ALBANY — New York has used up all of the vaccinations it has been given so far.
Gov. Andrew Cuomo announced in a press conference Friday that the COVID-19 vaccines given to the state in the first five weeks of vaccine distribution will be used up by the end of the day.
“We run out of allocation today,” Cuomo said Friday. “The week one to five allocation will be exhausted by the end of the day Friday. It may already be exhausted midday on Friday.”
The next delivery of 250,000 vaccine doses will be coming throughout this upcoming week, Cuomo said.
“We get a supply from the federal government. We have used 97% of the doses we have been allocated thus far,” Cuomo said Friday.
Most regions in the state have used the majority of vaccines that have been given to them. Cuomo said the Southern Tier has distributed 100% of the vaccines they have received so far. The North County has used 99% of theirs, Central New York has utilized 98%, Long Island has used 97% and Western New York has used 96%.
Cuomo said some of the lower-performing regions of the state were the Mohawk Valley, which used 77% of its vaccine allocation, the Capital region has used 82%, the Mid-Hudson region has used 84%, New York City has used 90% and the Finger Lakes region has utilized 94%.
The state had 28,000 vaccine doses left as of Friday morning, which had been delivered to the state in the first five weeks of vaccine distribution.

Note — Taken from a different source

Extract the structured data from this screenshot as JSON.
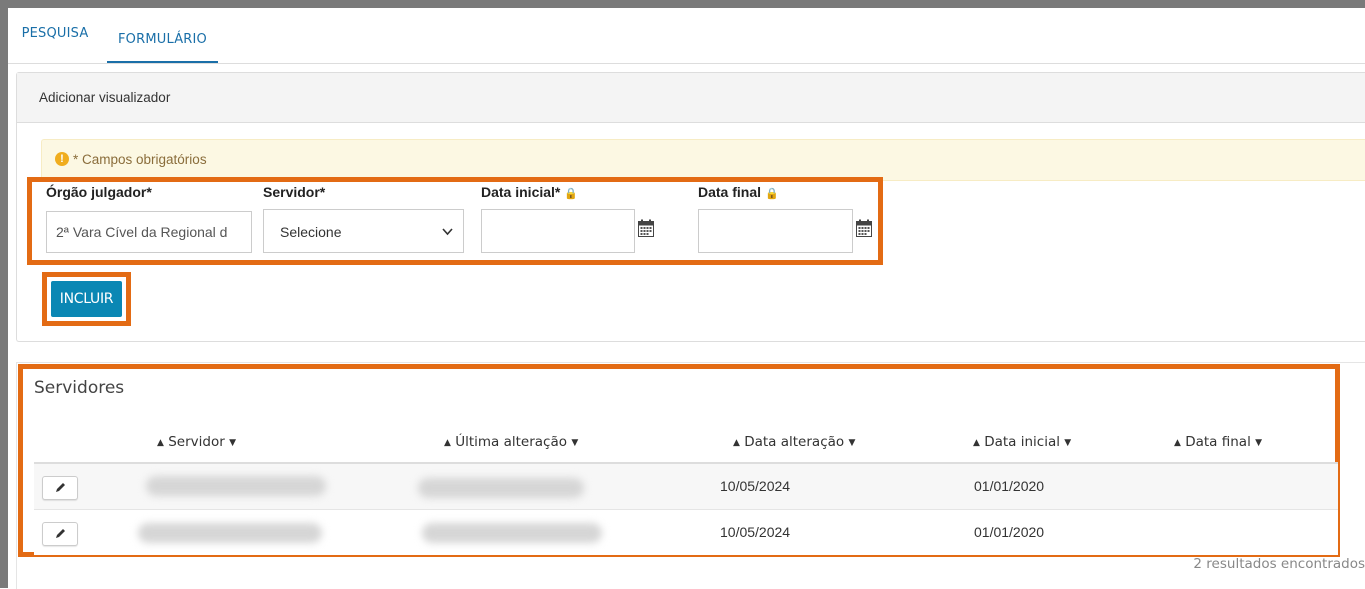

“The problem is we administer about 80,000 dosages per day,” Cuomo said. “So 28,000 does not get us through the day when you’re doing 80,000 dosages per day. By the end of today we will fully utilize all of the dosages that have been delivered. Week six dosages are being delivered as we speak. They come in throughout the week. They are delivered by the federal government through various means.”
Cuomo urged vaccine providers to only schedule vaccination appointments for the number of vaccine doses they have on hand.

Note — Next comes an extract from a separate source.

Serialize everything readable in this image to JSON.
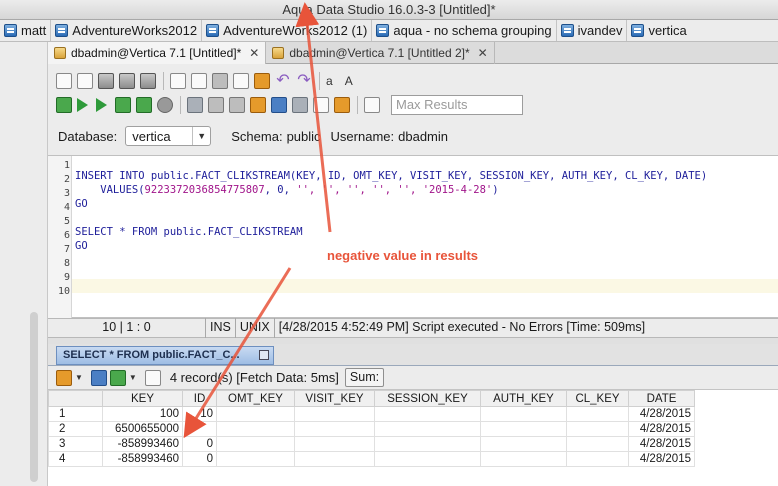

“The last thing we want to do is cancel appointments,” Cuomo said. “So don’t schedule an appointment unless you know you have an allocation.”
The state has been receiving about 250,000 doses per week from the federal government, which is not enough, Cuomo said. The state would be able to administer more than 80,000 vaccines a day if more doses were made available, he noted.

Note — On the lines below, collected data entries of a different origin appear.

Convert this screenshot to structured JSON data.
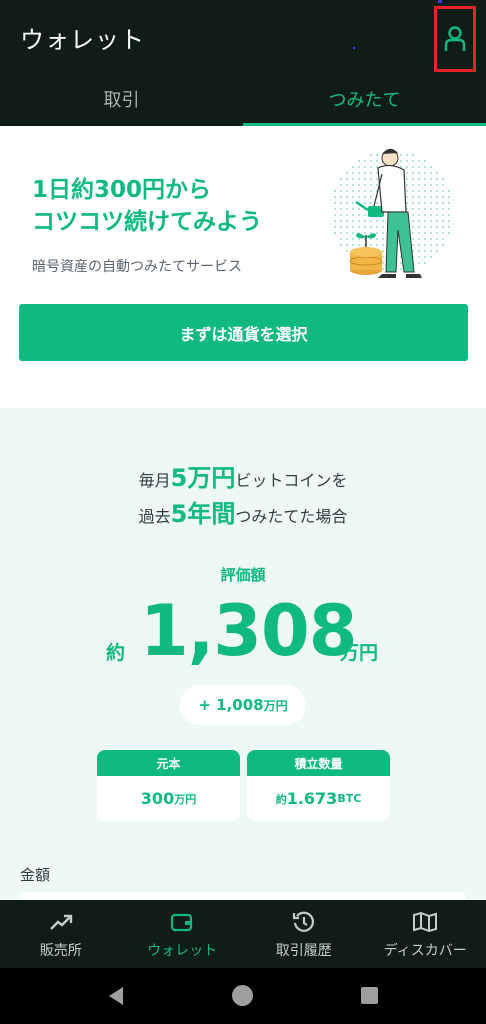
{
  "header": {
    "title": "ウォレット",
    "profile_icon": "person-icon"
  },
  "tabs": [
    {
      "label": "取引",
      "active": false
    },
    {
      "label": "つみたて",
      "active": true
    }
  ],
  "promo": {
    "heading_line1": "1日約300円から",
    "heading_line2": "コツコツ続けてみよう",
    "subtitle": "暗号資産の自動つみたてサービス",
    "cta_label": "まずは通貨を選択"
  },
  "simulation": {
    "line1_prefix": "毎月",
    "line1_highlight": "5万円",
    "line1_suffix": "ビットコインを",
    "line2_prefix": "過去",
    "line2_highlight": "5年間",
    "line2_suffix": "つみたてた場合",
    "eval_label": "評価額",
    "approx": "約",
    "value": "1,308",
    "unit": "万円",
    "gain_value": "+ 1,008",
    "gain_unit": "万円",
    "principal_label": "元本",
    "principal_value": "300",
    "principal_unit": "万円",
    "quantity_label": "積立数量",
    "quantity_prefix": "約",
    "quantity_value": "1.673",
    "quantity_unit": "BTC",
    "amount_label": "金額"
  },
  "bottom_nav": [
    {
      "label": "販売所",
      "icon": "trend-chart-icon",
      "active": false
    },
    {
      "label": "ウォレット",
      "icon": "wallet-icon",
      "active": true
    },
    {
      "label": "取引履歴",
      "icon": "history-icon",
      "active": false
    },
    {
      "label": "ディスカバー",
      "icon": "map-icon",
      "active": false
    }
  ],
  "system_nav": {
    "back_icon": "back-triangle-icon",
    "home_icon": "home-circle-icon",
    "recent_icon": "recent-square-icon"
  },
  "colors": {
    "accent": "#10b981",
    "header_bg": "#0f1c18",
    "sim_bg": "#eef8f4",
    "highlight_box": "#e8242a"
  }
}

The state has around 1,200 distributors that have been giving the vaccine out so far. If the state had more doses, it would be possible to swiftly increase the number of vaccine distribution sites to 2,000 or 3,000 if needed, Cuomo said.
“I can’t provide the 1,200 distributors with all they could use now,” Cuomo said. “Because we only get 250,000. We want to have that distribution network in place because we’re hoping to get more production.”
The state could easily handle giving out 100,000 doses a day if more vaccine were available, Cuomo said.
The state currently has three types of vaccine distributors. County health departments give the vaccine to essential workers such as police officers and teachers. Health care workers receive their vaccines from hospitals, and pharmacies inoculate people older than 65.
“We’re limited by our supply,” Cuomo said. “When we get our supply, we distribute it by region and the region distributes it by subgroup by the different providers.”
The amount of vaccine given to each group is dependent on the percentage of the eligible population that comprises that category. Hospital workers make up 21% of the eligible population, so the state will give 21% of that region’s allocation to hospital workers. Essential workers make up 27% of those eligible and people who are older than 65 account for 52%, so that is how much will be allocated to county health departments and pharmacies, respectively.
Cuomo said there are currently about 7.1 million New Yorkers eligible to be inoculated.
Statewide about 67% of hospital workers have been vaccinated including about 70% of hospital workers in the Capital Region, 78% in the North Country, 70% in the Mohawk Valley and 82% in Central New York.
The state has attempted to purchase doses of the vaccine directly from pharmaceutical companies Pfizer and Moderna, but because they are contracted with the federal government through an Emergency Use Authorization, the drugmakers are not allowed to sell the vaccine directly to the state.